Our misunderstanding over the chaat menu turned out to be the sole misstep in uniformly excellent service. Perhaps because we were one of the only tables in the house, our waiter doted on us. He wasn't afraid to make suggestions. He made little jokes. He knew exactly when to show up with water and when to clear our plates.
We received the same attention on my third visit -- which, granted, must have appeared suspicious seeing as how I had to make all three in one week. This time my friends and I took our seats and confidently, firmly requested the chaat menu.
And finally, we received it. The two-page chaat menu lists perhaps ten lighter items and four more substantial ones (two of which weren't available the day we visited). Some, like pakora and samosas, are familiar to American diners as appetizers. Some are familiar only to devotees of Vik's and the Chaat House.

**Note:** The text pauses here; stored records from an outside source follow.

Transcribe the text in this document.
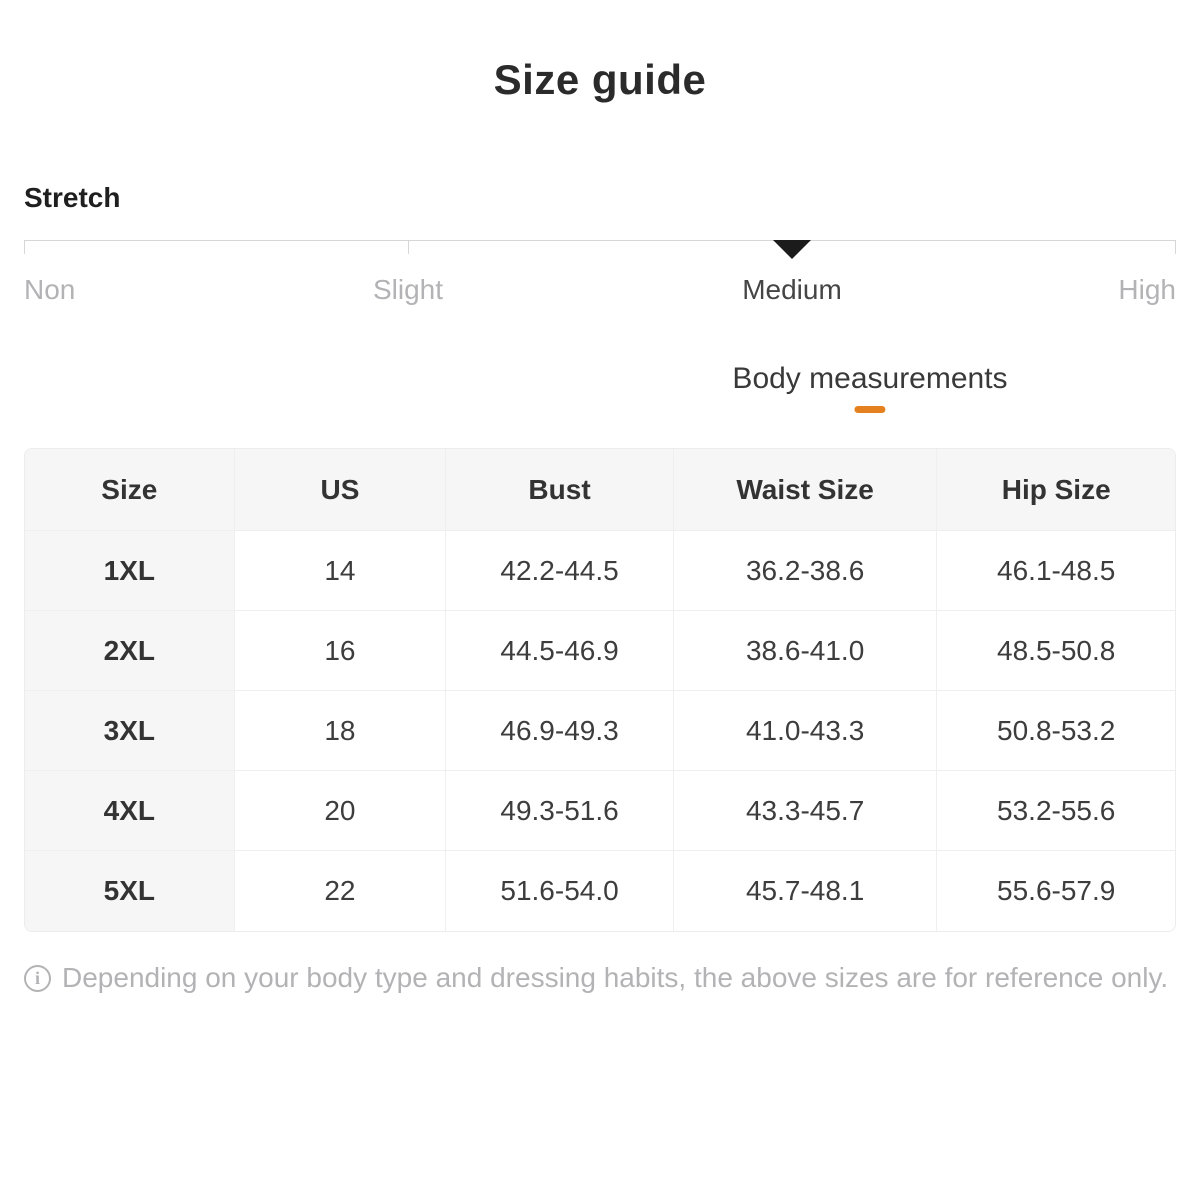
Size guide
Stretch
Non	Slight	Medium	High
Body measurements
Size	US	Bust	Waist Size	Hip Size
1XL	14	42.2-44.5	36.2-38.6	46.1-48.5
2XL	16	44.5-46.9	38.6-41.0	48.5-50.8
3XL	18	46.9-49.3	41.0-43.3	50.8-53.2
4XL	20	49.3-51.6	43.3-45.7	53.2-55.6
5XL	22	51.6-54.0	45.7-48.1	55.6-57.9
i Depending on your body type and dressing habits, the above sizes are for reference only.
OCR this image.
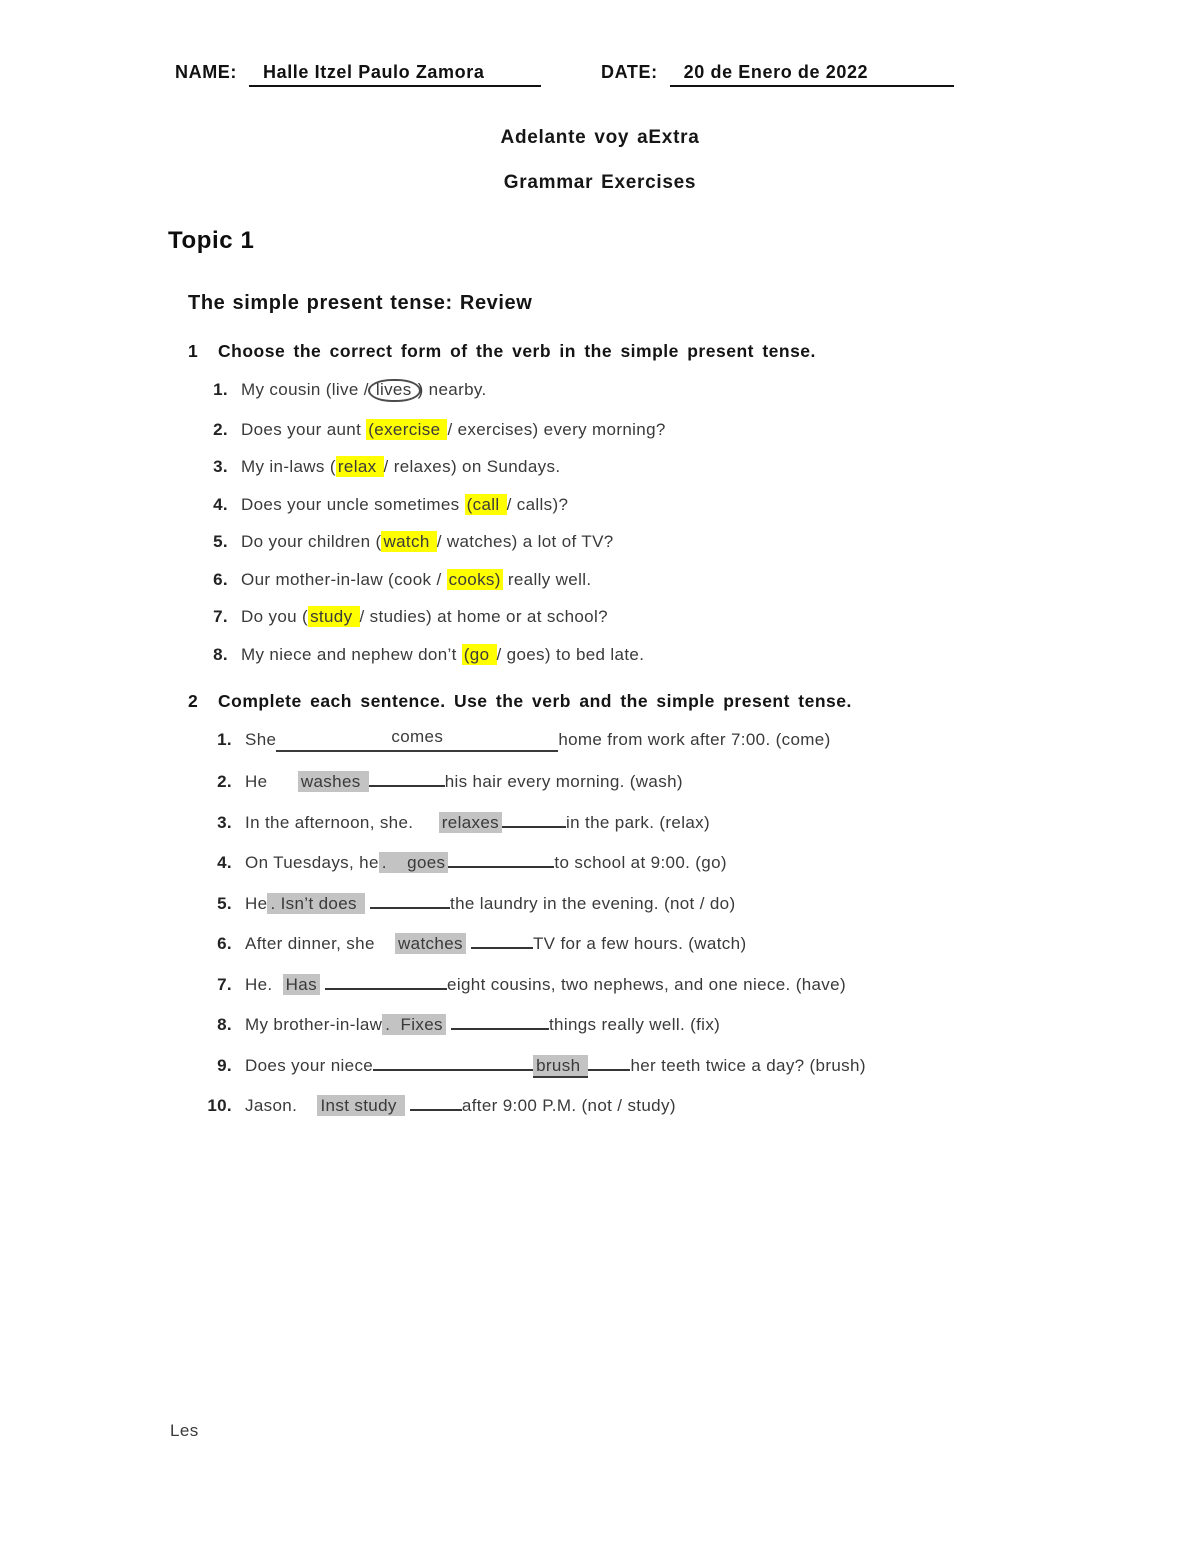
NAME:	Halle Itzel Paulo Zamora	DATE:	20 de Enero de 2022
Adelante voy aExtra
Grammar Exercises
Topic 1
The simple present tense: Review
1	Choose the correct form of the verb in the simple present tense.
1. My cousin (live / lives ) nearby.
2. Does your aunt (exercise / exercises) every morning?
3. My in-laws ( relax / relaxes) on Sundays.
4. Does your uncle sometimes (call / calls)?
5. Do your children ( watch / watches) a lot of TV?
6. Our mother-in-law (cook / cooks) really well.
7. Do you ( study / studies) at home or at school?
8. My niece and nephew don’t (go / goes) to bed late.
2	Complete each sentence. Use the verb and the simple present tense.
1. She	comes	home from work after 7:00. (come)
2. He      washes	his hair every morning. (wash)
3. In the afternoon, she.     relaxes	in the park. (relax)
4. On Tuesdays, he .    goes	to school at 9:00. (go)
5. He . Isn’t does	the laundry in the evening. (not / do)
6. After dinner, she    watches	TV for a few hours. (watch)
7. He.  Has	eight cousins, two nephews, and one niece. (have)
8. My brother-in-law .  Fixes	things really well. (fix)
9. Does your niece	brush	her teeth twice a day? (brush)
10. Jason.    Inst study	after 9:00 P.M. (not / study)
Les
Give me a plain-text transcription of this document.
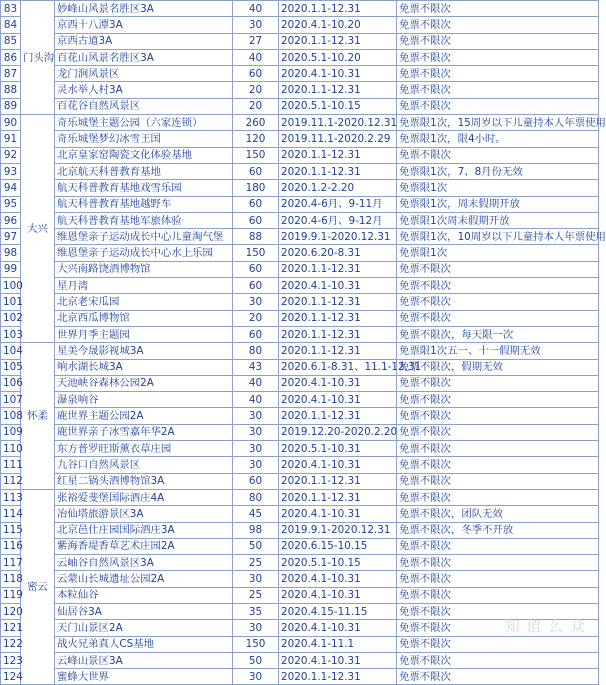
83	门头沟	妙峰山风景名胜区3A	40	2020.1.1-12.31	免票不限次
84		京西十八潭3A	30	2020.4.1-10.20	免票不限次
85		京西古道3A	27	2020.1.1-12.31	免票不限次
86		百花山风景名胜区3A	40	2020.5.1-10.20	免票不限次
87		龙门涧风景区	60	2020.4.1-10.31	免票不限次
88		灵水举人村3A	20	2020.1.1-12.31	免票不限次
89		百花谷自然风景区	20	2020.5.1-10.15	免票不限次
90	大兴	奇乐城堡主题公园（六家连锁）	260	2019.11.1-2020.12.31	免票限1次，15周岁以下儿童持本人年票使用
91		奇乐城堡梦幻冰雪王国	120	2019.11.1-2020.2.29	免票限1次，限4小时。
92		北京皇家窑陶瓷文化体验基地	150	2020.1.1-12.31	免票不限次
93		北京航天科普教育基地	60	2020.1.1-12.31	免票限1次，7、8月份无效
94		航天科普教育基地戏雪乐园	180	2020.1.2-2.20	免票限1次
95		航天科普教育基地越野车	60	2020.4-6月、9-11月	免票限1次，周末假期开放
96		航天科普教育基地军旅体验	60	2020.4-6月、9-12月	免票限1次周末假期开放
97		维恩堡亲子运动成长中心儿童淘气堡	88	2019.9.1-2020.12.31	免票限1次，10周岁以下儿童持本人年票使用
98		维恩堡亲子运动成长中心水上乐园	150	2020.6.20-8.31	免票限1次
99		大兴南路饶酒博物馆	60	2020.1.1-12.31	免票不限次
100		星月湾	60	2020.4.1-10.31	免票不限次
101		北京老宋瓜园	30	2020.1.1-12.31	免票不限次
102		北京西瓜博物馆	20	2020.1.1-12.31	免票不限次
103		世界月季主题园	60	2020.1.1-12.31	免票不限次，每天限一次
104	怀柔	星美今晟影视城3A	80	2020.1.1-12.31	免票限1次五一、十一假期无效
105		响水湖长城3A	43	2020.6.1-8.31、11.1-12.31	免票不限次，假期无效
106		天池峡谷森林公园2A	40	2020.4.1-10.31	免票不限次
107		瀑泉响谷	40	2020.4.1-10.31	免票不限次
108		鹿世界主题公园2A	30	2020.1.1-12.31	免票不限次
109		鹿世界亲子冰雪嘉年华2A	30	2019.12.20-2020.2.20	免票不限次
110		东方普罗旺斯薰衣草庄园	30	2020.5.1-10.31	免票不限次
111		九谷口自然风景区	30	2020.4.1-10.31	免票不限次
112		红星二锅头酒博物馆3A	60	2020.1.1-12.31	免票不限次
113	密云	张裕爱斐堡国际酒庄4A	80	2020.1.1-12.31	免票不限次
114		冶仙塔旅游景区3A	45	2020.4.1-10.31	免票不限次，团队无效
115		北京邑仕庄园国际酒庄3A	98	2019.9.1-2020.12.31	免票不限次，冬季不开放
116		紫海香堤香草艺术庄园2A	50	2020.6.15-10.15	免票不限次
117		云岫谷自然风景区3A	25	2020.5.1-10.15	免票不限次
118		云蒙山长城遗址公园2A	30	2020.4.1-10.31	免票不限次
119		本粒仙谷	25	2020.4.1-10.31	免票不限次
120		仙居谷3A	35	2020.4.15-11.15	免票不限次
121		天门山景区2A	30	2020.4.1-10.31	免票不限次
122		战火兄弟真人CS基地	150	2020.4.1-11.1	免票不限次
123		云峰山景区3A	50	2020.4.1-10.31	免票不限次
124		蜜蜂大世界	30	2020.1.1-12.31	免票不限次
知 值 么 众
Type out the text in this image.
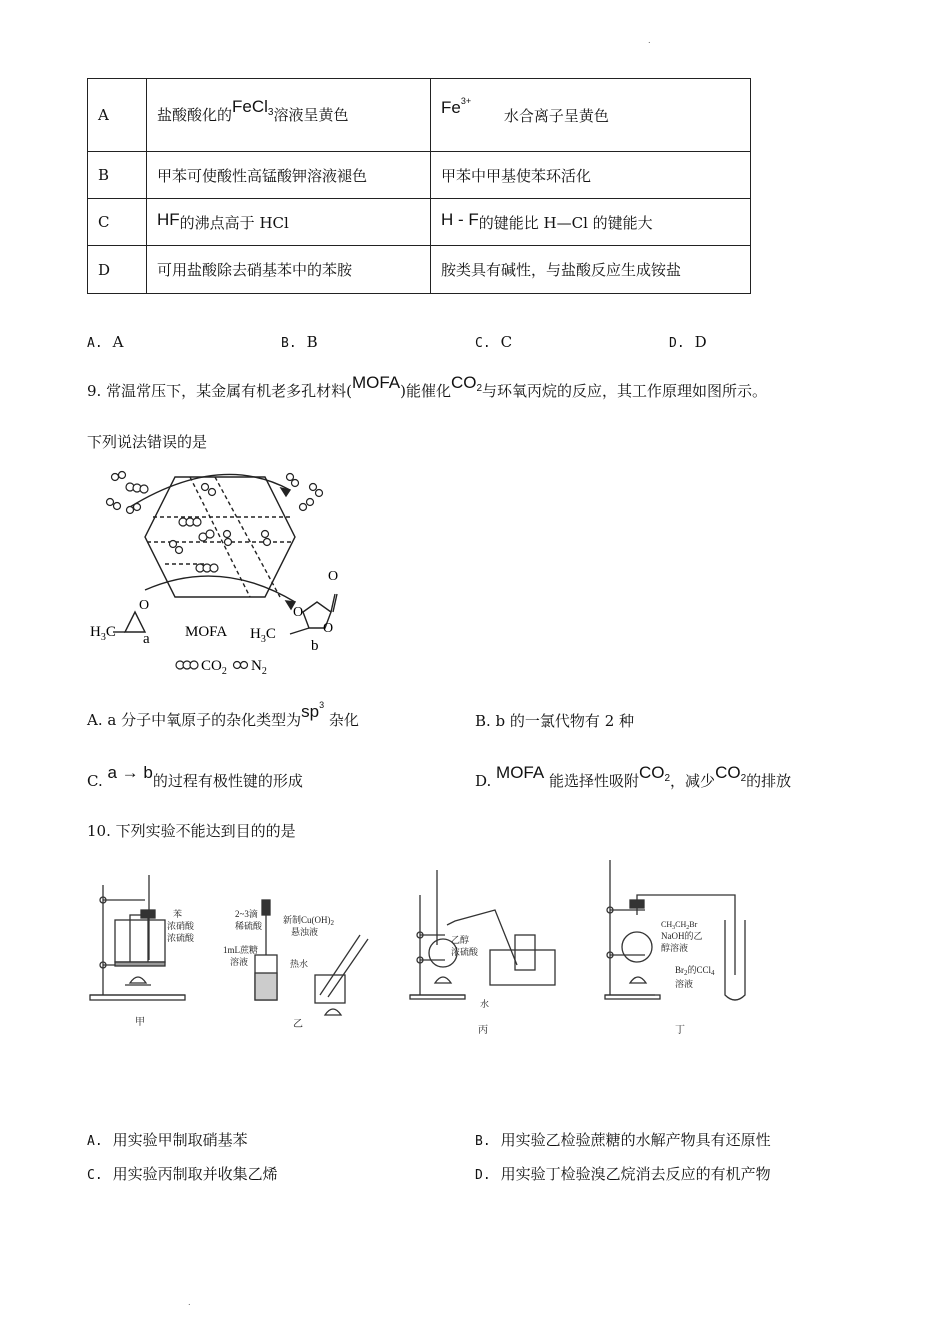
.
A	盐酸酸化的FeCl$_3$溶液呈黄色	$Fe^{3+}$ 水合离子呈黄色
B	甲苯可使酸性高锰酸钾溶液褪色	甲苯中甲基使苯环活化
C	HF的沸点高于 HCl	H - F的键能比 H—Cl 的键能大
D	可用盐酸除去硝基苯中的苯胺	胺类具有碱性，与盐酸反应生成铵盐
A. A	B. B	C. C	D. D
9. 常温常压下，某金属有机老多孔材料(MOFA)能催化$CO_2$与环氧丙烷的反应，其工作原理如图所示。
下列说法错误的是
O	O
O
O
$H_3C$	$H_3C$
a MOFA
b
$CO_2$ $N_2$
A. a 分子中氧原子的杂化类型为$sp^3$ 杂化	B. b 的一氯代物有 2 种
C. a → b的过程有极性键的形成	D. MOFA 能选择性吸附$CO_2$，减少$CO_2$的排放
10. 下列实验不能达到目的的是
苯
浓硝酸
浓硫酸
2~3滴
稀硫酸
1mL蔗糖
溶液
新制$Cu(OH)_2$
悬浊液
热水
乙醇
浓硫酸
水
$CH_3CH_2Br$
NaOH的乙
醇溶液
$Br_2$的CCl$_4$
溶液
甲	乙
丙	丁
A. 用实验甲制取硝基苯	B. 用实验乙检验蔗糖的水解产物具有还原性
C. 用实验丙制取并收集乙烯	D. 用实验丁检验溴乙烷消去反应的有机产物
.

Our dishes came one by one; after the fifth the three of us could eat no more. We started out with bhel puri, a salad of textures. Puffed rice (yes, Rice Krispies), chopped onions, and crispy yellow lentil-flour thing- ies were coated in a sweet, bright mint-and-lemon dressing. It was followed by papdi chaat, tiny balloons of dough fried until cracker-crisp. Diners bite or cut a hole in the puris and spoon in cooked potatoes, chickpeas, and a thin, sweet-tart tamarind-mint sauce. Like the bhel puri, their charm lies in the interplay of textures. One bite and they're gone.
A larger puri of bread dough was the size of a plate. Good puris become large, ephemeral pillows, steaming and tender inside their flaky exterior. Ours had bubbled up in spots and left a pool of oil on the plate, but the appeal of fried bread was hard to dampen. It was the only greasy deep-fried item we tried.
Maharaj's chaat is dominated by potatoes and pulses. The combination took a different form in the aloo tikki, creamy mashed-potato croquettes sauced with a chickpea curry, whose vibrant spicing kept the double-starch combination from tasting bland and gluey. Mashed potatoes and peas, spiked with whole cumin and coriander seeds, stuffed a duo of giant samosas. We dipped them in a sugary tamarind chutney and the same hot and tangy mint sauce that had coated the roasted paneer. A more flavorful, turmeric-tinted mixture filled out a rolled masala dhosa, a large crepe made of rice and lentil flours. A loose lentil soup and a coconut-and-mustard-seed chutney were served alongside.
Indian sweets, sold at the counter by the pound, are not for everyone, but the fans among my friends approved of the sampler platter I assembled for takeout. Most of Maharaj's large and changing selection are variations on thick, grainy cakes of milk fudge. Some are sprinkled with pistachios. Some are tinted with carrot puree. Some are dyed bright pink, rolled into ovoids, and soaked in sugar syrup. Jellibi, tiny swirls of fried batter infused with an orange-colored sugar syrup, might have been tasty had they not been cooked in rancid oil. Galub jamun, balls of paneer also fried and soaked in syrup, had the most airy, tender texture of any I've tried. They were also the sweetest thing I have ever put in my mouth.
Sometimes pleasure delayed is pleasure doubled. This maxim seems to apply especially to chaat restaurants, as anyone who has waited for tables and food at Vik's can testify. On my third visit to Maharaj, I couldn't help feeling simultaneous twinges of resentment and relief, because its snacks tasted livelier and more elegant than most of the big-ticket entrées. Though Vik's still reigns as the king of chaat, at Maharaj you'll snack in style.